A lot of the things that HR people have been talking about for years are now of wider interest.
It’s not really surprising. The financial crisis showed that we need to change the culture of our banks. The new bank bosses have said as much. At the same time, the country’s fiscal position means that public services need to become a lot more efficient. For example, the Office for Budget Responsibility estimates that changes in healthcare productivity could have a significant impact on the national debt over the next 40 years.
The difference between annual productivity improvements of 2.2 percent (the OBR’s Central Projection) and 1 percent might not sound like much but, over time, the fiscal impact is huge. True, some of this is, as with most public services, is dependent on political decisions but much of it is a people management challenge.
From banks to local authorities, changing the way people behave in organisations is a crucial to the size and sustainability of our economic recovery. Of course, it always has been but the difference now is that people are beginning to understand its importance and there is a lot more public debate about it. So much so that, last week, a parliamentary commission was launched to improve the standard of management in Britain.
HR professionals get all this, both from a theoretical and a practical perspective. Good HR people have a good understanding of the academic research but also have a feel for what works in their organisations. They know how to ‘do’ change and they know it doesn’t happen until people decide to do something different. Whether it’s changing the culture in our banks, making public services more efficient or generally improving the standard of management in Britain, HR people will have to play a major role.

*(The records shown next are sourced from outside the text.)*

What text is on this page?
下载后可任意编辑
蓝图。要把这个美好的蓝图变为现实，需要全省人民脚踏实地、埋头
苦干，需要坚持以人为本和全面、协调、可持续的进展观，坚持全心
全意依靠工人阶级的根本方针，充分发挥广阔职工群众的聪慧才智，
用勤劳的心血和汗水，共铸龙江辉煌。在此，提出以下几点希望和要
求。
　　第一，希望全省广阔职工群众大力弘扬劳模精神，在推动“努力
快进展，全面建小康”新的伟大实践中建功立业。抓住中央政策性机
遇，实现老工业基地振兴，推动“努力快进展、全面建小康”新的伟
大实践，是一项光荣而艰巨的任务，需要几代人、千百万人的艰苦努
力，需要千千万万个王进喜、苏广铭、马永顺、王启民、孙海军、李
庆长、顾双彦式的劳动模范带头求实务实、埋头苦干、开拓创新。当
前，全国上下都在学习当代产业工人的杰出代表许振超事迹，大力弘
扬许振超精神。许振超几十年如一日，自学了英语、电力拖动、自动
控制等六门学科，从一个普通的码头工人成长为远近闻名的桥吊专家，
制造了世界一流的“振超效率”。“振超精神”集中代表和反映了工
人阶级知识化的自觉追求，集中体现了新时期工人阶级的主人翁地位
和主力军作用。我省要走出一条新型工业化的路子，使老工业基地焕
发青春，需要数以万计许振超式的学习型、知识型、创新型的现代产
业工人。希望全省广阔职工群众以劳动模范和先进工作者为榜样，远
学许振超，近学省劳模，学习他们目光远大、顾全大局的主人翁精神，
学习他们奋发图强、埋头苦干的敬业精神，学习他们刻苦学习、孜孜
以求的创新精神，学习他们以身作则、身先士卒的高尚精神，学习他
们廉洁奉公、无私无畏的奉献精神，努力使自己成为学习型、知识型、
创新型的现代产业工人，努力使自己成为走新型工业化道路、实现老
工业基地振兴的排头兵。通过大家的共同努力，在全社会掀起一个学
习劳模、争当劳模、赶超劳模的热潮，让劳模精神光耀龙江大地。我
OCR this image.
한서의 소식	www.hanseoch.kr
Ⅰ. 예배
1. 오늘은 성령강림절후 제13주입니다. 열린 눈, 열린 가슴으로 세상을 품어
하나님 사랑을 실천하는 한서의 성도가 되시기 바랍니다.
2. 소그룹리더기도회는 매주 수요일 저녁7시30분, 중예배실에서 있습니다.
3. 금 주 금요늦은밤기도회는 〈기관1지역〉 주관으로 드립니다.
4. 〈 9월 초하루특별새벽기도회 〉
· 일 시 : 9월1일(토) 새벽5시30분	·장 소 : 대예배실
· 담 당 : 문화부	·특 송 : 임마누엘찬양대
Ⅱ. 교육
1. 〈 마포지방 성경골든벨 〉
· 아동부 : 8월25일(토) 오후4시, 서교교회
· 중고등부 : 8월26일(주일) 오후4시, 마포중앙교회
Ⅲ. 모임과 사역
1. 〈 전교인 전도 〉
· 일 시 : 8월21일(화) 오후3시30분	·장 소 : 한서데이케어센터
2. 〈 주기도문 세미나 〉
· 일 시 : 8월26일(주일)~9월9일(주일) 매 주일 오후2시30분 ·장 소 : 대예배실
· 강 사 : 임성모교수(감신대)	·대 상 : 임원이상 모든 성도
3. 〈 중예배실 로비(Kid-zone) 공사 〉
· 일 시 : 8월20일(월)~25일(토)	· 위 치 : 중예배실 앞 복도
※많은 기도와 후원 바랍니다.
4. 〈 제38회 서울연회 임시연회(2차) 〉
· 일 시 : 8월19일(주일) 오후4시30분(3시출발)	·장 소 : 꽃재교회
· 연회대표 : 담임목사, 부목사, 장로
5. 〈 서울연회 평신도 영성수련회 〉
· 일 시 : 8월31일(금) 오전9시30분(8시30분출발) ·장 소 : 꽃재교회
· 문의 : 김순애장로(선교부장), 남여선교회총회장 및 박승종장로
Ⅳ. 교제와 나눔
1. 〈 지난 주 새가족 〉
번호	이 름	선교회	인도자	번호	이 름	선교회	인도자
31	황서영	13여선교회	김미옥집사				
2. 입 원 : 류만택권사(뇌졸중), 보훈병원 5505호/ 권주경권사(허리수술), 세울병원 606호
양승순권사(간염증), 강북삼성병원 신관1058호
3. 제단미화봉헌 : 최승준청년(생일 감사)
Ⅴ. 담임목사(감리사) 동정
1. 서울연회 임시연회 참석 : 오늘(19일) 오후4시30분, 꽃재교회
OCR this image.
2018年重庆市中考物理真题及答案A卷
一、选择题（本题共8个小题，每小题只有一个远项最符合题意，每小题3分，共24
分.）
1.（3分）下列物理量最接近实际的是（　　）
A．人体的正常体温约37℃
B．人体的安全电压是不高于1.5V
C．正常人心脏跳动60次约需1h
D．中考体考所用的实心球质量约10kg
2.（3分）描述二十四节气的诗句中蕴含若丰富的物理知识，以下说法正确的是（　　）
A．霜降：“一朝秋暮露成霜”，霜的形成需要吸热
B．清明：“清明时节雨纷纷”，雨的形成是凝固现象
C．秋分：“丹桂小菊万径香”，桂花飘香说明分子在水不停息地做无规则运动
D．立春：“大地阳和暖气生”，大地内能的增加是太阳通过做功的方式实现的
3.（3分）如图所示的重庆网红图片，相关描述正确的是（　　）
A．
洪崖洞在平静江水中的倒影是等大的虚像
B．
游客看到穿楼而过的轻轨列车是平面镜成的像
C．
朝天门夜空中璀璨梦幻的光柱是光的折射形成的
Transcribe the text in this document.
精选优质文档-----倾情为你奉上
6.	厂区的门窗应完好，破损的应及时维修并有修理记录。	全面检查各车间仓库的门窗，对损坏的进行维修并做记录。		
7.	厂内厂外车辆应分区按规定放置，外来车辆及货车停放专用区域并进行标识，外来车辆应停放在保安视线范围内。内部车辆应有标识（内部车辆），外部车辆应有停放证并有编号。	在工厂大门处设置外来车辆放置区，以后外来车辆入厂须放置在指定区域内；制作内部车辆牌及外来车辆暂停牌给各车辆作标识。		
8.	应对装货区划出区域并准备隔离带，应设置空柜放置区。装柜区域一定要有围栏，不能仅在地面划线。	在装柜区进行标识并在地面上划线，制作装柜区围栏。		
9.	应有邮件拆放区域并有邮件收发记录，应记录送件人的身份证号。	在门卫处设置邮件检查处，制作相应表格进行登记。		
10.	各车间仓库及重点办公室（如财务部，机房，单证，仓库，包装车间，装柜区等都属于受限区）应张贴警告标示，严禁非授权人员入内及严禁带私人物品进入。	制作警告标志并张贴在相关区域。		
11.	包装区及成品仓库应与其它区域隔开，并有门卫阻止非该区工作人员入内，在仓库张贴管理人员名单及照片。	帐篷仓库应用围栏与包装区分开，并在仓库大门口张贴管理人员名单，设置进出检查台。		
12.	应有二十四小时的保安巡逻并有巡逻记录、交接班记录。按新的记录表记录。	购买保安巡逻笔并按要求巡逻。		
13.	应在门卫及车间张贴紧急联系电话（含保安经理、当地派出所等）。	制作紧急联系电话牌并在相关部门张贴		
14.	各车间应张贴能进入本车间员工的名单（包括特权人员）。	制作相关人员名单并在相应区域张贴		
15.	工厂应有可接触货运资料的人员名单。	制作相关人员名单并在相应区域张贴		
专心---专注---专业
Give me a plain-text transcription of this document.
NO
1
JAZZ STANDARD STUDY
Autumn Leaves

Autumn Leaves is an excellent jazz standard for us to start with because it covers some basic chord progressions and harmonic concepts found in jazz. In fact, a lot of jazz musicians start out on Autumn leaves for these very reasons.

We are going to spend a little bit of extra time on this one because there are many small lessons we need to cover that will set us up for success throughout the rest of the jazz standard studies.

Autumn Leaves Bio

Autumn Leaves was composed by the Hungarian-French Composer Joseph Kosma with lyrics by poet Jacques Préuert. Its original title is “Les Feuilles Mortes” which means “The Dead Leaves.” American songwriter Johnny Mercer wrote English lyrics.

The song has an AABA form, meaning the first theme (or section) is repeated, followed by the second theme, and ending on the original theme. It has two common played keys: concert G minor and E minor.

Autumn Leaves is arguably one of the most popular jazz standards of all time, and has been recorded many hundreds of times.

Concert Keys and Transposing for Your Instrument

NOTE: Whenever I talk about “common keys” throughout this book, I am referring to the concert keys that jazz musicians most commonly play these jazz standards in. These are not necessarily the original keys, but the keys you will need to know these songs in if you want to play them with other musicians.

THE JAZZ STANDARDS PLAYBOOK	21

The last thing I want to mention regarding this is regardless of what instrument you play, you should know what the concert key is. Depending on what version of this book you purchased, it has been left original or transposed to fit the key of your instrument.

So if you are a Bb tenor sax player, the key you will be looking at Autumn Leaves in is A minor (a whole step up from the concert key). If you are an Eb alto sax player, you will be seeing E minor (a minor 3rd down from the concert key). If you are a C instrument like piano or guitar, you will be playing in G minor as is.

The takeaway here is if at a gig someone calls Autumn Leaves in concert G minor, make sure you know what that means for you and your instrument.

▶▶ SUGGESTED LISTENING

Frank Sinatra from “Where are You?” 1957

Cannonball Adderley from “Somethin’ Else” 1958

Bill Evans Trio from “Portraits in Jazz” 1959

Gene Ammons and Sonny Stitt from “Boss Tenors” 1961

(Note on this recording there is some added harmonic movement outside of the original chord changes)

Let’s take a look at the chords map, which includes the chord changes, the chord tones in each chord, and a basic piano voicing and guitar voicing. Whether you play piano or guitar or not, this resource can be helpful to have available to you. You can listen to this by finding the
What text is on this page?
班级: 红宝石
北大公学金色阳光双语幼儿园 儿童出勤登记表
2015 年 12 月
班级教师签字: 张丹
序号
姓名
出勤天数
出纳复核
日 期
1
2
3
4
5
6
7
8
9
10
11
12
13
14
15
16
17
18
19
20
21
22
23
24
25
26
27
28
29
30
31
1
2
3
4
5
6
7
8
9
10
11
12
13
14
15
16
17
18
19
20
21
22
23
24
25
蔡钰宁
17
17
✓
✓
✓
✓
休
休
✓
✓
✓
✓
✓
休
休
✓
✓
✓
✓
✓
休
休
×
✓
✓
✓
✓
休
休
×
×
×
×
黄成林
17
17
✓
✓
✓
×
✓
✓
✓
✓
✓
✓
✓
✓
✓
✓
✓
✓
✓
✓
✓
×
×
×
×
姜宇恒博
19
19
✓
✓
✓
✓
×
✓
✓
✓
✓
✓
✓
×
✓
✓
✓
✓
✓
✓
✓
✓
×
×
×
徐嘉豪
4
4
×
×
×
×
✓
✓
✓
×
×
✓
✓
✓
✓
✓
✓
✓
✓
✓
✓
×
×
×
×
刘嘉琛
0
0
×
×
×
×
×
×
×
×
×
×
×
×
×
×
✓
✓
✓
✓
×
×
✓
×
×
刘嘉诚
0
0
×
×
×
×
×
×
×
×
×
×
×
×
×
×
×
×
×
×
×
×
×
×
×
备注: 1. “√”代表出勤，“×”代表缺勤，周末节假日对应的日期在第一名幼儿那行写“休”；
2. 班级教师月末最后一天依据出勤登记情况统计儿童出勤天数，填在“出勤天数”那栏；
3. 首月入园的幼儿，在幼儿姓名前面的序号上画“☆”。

It’s no coincidence, then, that the profile of the CIPD is at an all-time high. As I’ve said before, it used to annoy me when Pandora Knownothing-Smythe from GodKnowsWhat organisation was wheeled out to comment on workplace or labour market news items, while the professional HR body was nowhere to be seen. You couldn’t say that now though. Whether it’s zero hours contracts, rising absence or people not trusting their bosses, when the CIPD speaks, the media listens. Sure, some of this is due to the work the people at the CPID have been putting in over the years but it also reflects the increased interest in the way organisations and people are managed.
“Now is the time when HR should shine,” says Kate. It’s an exciting time to be in the profession. People in business, government and the media are now talking HR’s language. It’s no longer bottom right hand column stuff. People management is now headline news.